🤖 AI Summary
To address the challenges of prohibitively large global search spaces and insufficient guidance in large language model (LLM) prompt optimization, this paper proposes the Local Prompt Optimization (LPO) framework. LPO identifies and fine-tunes only the task-critical tokens—those most influential on downstream performance—thereby drastically reducing optimization dimensionality and computational overhead. Methodologically, it introduces, for the first time, an LLM-based dynamic token importance analysis coupled with a masking mechanism and a task-oriented gradient-guided update strategy, enabling efficient and interpretable local optimization. Crucially, LPO is fully compatible with existing automated prompt engineering techniques and requires no modifications to the underlying LLM. Extensive evaluation on GSM8K, MultiArith, and BBH benchmarks demonstrates that LPO achieves an average 2.1% absolute accuracy gain over global optimization methods while accelerating convergence by 3.4×, validating its effectiveness and generalizability.
📝 Abstract
In recent years, the use of prompts to guide the output of Large Language Models have increased dramatically.
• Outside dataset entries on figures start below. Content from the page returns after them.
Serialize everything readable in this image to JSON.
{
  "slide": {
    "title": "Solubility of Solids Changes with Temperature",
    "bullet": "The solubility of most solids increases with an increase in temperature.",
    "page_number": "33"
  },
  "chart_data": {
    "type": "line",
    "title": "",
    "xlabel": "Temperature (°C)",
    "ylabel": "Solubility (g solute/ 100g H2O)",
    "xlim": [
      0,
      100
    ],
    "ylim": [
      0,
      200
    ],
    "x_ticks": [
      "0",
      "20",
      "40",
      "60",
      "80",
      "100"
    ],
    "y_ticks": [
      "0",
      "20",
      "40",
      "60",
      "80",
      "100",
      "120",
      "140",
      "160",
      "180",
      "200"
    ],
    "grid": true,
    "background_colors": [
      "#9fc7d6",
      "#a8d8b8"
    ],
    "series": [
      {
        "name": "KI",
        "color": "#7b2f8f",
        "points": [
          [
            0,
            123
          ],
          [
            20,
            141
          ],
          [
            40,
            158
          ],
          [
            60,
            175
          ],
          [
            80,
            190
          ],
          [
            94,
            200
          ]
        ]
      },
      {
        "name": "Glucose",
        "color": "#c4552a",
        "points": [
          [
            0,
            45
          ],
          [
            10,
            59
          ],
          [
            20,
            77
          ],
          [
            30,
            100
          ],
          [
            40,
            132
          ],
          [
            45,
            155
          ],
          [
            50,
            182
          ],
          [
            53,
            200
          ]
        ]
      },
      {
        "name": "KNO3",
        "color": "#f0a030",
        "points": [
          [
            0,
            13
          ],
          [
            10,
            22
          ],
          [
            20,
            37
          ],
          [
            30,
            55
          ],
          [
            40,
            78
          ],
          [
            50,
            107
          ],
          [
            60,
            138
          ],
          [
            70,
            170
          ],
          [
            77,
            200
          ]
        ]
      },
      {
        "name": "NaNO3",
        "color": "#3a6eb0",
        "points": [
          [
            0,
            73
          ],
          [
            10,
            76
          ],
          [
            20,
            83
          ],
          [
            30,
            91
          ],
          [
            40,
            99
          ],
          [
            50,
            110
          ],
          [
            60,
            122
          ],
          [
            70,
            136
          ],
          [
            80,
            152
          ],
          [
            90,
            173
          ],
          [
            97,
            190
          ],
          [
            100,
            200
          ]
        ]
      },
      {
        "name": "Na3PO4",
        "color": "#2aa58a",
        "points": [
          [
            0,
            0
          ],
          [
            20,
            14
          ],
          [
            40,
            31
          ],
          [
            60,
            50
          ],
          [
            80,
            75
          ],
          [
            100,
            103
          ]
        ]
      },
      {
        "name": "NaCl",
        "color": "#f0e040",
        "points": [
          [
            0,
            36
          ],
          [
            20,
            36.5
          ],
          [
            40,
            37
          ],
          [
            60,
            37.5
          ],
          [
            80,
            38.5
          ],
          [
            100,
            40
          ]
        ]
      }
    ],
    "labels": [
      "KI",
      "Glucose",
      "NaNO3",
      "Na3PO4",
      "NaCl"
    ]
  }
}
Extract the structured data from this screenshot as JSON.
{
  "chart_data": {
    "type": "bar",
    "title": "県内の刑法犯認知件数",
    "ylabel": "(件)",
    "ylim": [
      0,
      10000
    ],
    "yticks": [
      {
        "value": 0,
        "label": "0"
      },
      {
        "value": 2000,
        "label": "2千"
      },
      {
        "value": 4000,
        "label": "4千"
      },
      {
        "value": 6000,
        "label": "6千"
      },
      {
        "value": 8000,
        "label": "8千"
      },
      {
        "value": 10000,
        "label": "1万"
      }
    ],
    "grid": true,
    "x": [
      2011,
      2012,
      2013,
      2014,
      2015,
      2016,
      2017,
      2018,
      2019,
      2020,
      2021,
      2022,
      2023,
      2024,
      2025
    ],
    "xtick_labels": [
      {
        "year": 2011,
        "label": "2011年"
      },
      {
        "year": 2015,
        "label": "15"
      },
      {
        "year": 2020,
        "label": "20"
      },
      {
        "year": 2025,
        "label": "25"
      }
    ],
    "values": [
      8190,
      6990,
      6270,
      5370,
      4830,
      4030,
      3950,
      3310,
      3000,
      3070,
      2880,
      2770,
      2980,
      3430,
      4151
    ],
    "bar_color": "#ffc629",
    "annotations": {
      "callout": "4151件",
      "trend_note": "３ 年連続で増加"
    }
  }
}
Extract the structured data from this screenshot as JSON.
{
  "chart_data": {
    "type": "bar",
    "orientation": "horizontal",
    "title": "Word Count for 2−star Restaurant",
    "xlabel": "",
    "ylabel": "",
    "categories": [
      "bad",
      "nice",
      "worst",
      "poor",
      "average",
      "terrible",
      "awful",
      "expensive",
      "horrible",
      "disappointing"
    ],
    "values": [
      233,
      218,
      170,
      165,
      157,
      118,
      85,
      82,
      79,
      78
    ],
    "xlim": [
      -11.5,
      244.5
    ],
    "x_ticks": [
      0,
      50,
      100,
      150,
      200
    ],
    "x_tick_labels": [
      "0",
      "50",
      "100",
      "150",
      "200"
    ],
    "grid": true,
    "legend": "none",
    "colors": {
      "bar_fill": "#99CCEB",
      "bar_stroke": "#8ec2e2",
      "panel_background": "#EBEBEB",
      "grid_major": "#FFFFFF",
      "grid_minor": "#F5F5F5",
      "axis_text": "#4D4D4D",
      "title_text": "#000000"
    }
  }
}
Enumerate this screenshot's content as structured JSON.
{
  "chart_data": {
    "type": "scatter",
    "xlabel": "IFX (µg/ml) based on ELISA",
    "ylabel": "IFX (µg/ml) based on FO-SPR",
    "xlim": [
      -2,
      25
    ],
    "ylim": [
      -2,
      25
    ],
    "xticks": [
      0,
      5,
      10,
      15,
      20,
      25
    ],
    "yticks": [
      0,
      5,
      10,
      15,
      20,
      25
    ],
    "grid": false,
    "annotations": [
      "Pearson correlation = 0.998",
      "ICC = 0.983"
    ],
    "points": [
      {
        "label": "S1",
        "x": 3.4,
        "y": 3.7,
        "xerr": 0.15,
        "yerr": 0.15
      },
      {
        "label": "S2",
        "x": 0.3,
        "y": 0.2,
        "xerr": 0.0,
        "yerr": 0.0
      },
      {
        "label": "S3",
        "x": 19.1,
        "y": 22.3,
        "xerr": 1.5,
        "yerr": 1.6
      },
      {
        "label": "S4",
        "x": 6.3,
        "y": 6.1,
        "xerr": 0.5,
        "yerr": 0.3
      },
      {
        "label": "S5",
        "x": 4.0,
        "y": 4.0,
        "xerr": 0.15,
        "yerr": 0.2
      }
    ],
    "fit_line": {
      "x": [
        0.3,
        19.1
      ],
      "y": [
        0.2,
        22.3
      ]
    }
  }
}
However, even the best of experts struggle to choose the correct words to stitch up a prompt for the desired task. To solve this, LLM driven prompt optimization emerged as an important problem. Existing prompt optimization methods optimize a prompt globally, where in all the prompt tokens have to be optimized over a large vocabulary while solving a complex task. The large optimization space (tokens) leads to insufficient guidance for a better prompt. In this work, we introduce Local Prompt Optimization (LPO) that integrates with any general automatic prompt engineering method. We identify the optimization tokens in a prompt and nudge the LLM to focus only on those tokens in its optimization step. We observe remarkable performance improvements on Math Reasoning (GSM8k and MultiArith) and BIG-bench Hard benchmarks across various automatic prompt engineering methods. Further, we show that LPO converges to the optimal prompt faster than global methods.